If you are concerned about the impact of war on the nation’s fuel supply and gas prices, you should know that the blending of ethanol into our nation’s fuel supply displaced 500 million barrels of imported oil just last year. More ethanol could easily be blended simply by the Biden administration supporting and allowing for year-round availability of E15. In fact, our nation’s ethanol producers currently have enough excess production capacity to supply enough ethanol to entirely replace equivalently the amount of crude oil the U.S. currently imports from Russia.
If you are worried about the current rate of inflation and the struggles of American families to make ends meet, you should know that the ethanol industry is creating good jobs around the country and lowering fuel prices at the pump—by 22 cents on average. Today, ethanol is selling for 70 to 80 cents less than gasoline at blending terminals. Last year, the renewable fuels industry supported more than 400,000 American jobs, boosting household income by nearly $30 billion. And the ethanol industry generated more than $50 billion in gross domestic product. Further, the price of ethanol is substantially lower than that of conventional gasoline, so every additional gallon of ethanol blended and sold is lowering the price for consumers using higher blends of ethanol.
If you lie awake at night worrying about climate change and the quality of air that you breathe, you should know that ethanol reduces greenhouse gas emissions by nearly 50 percent on average, compared to gasoline—and our nation’s ethanol producers have pledged to reach net-zero carbon emissions by 2050, or sooner. In 2021, the use of low-carbon ethanol reduced greenhouse gas emissions by 54.5 million metric tons—the equivalent of removing 12 million cars from the road for an entire year.
And the COVID pandemic has certainly been on all of our minds. During the pandemic, U.S. biorefineries innovated and pivoted in 2020 to produce ethanol for hand sanitizers and other hygiene products. We captured CO2 for dry ice, to help transport vaccines. We were part of the solution during these challenging times.

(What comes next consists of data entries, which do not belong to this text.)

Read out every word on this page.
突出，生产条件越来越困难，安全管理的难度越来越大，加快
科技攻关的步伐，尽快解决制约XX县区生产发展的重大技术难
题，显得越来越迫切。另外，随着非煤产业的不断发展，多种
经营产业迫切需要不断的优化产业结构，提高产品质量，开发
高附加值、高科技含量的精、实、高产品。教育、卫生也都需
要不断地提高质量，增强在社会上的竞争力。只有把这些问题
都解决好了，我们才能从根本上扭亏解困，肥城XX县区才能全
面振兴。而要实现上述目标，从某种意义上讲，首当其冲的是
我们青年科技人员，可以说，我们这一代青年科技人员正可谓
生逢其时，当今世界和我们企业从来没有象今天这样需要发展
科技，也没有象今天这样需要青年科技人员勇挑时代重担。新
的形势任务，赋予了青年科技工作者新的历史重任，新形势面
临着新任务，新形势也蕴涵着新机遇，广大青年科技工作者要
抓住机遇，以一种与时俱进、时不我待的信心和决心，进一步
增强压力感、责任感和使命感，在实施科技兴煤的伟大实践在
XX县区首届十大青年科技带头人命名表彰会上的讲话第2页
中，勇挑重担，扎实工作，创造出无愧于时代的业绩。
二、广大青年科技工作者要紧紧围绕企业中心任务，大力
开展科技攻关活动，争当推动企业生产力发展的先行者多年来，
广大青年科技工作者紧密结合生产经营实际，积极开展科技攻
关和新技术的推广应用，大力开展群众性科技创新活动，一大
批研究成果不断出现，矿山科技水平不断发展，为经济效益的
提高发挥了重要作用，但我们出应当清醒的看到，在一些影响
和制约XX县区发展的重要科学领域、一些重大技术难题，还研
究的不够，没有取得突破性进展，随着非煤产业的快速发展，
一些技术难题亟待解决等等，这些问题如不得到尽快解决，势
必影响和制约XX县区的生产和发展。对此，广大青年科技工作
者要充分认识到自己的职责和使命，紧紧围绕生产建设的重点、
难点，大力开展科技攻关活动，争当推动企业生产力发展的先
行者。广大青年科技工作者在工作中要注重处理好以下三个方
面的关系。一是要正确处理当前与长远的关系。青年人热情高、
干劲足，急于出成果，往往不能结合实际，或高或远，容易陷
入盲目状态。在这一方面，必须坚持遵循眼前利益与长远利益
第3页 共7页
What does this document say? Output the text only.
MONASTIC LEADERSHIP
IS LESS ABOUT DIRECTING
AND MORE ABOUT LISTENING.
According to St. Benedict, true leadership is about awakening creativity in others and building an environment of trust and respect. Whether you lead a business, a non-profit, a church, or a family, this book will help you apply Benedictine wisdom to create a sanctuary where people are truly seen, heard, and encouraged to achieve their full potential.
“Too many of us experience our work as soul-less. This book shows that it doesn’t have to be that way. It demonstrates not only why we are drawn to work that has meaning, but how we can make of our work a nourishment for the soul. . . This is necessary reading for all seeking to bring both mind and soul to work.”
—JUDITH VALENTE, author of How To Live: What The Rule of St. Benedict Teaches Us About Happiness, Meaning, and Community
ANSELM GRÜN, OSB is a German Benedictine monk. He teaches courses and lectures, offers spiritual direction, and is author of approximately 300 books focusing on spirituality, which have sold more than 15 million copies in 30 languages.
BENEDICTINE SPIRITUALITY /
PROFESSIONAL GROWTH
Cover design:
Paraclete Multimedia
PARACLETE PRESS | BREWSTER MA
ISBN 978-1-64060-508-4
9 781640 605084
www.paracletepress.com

In her response to President Biden’s address, Iowa Gov. Kim Reynolds mentioned biofuels as helping to restore American independence. She is right, and we’re grateful for that. Gov. Reynolds has time and again shown that she understands the wide range and the importance ethanol and other biofuels can play in securing our nation’s energy security.
At the National Ethanol Conference last week in New Orleans, I was proud to lay out the many opportunities that lie ahead for ethanol producers. Despite the silence we often get from Washington, there are many reasons to be bullish about the industry’s future, and to be grateful to our farmers and ethanol producers every time we go to a station and fill up our tanks.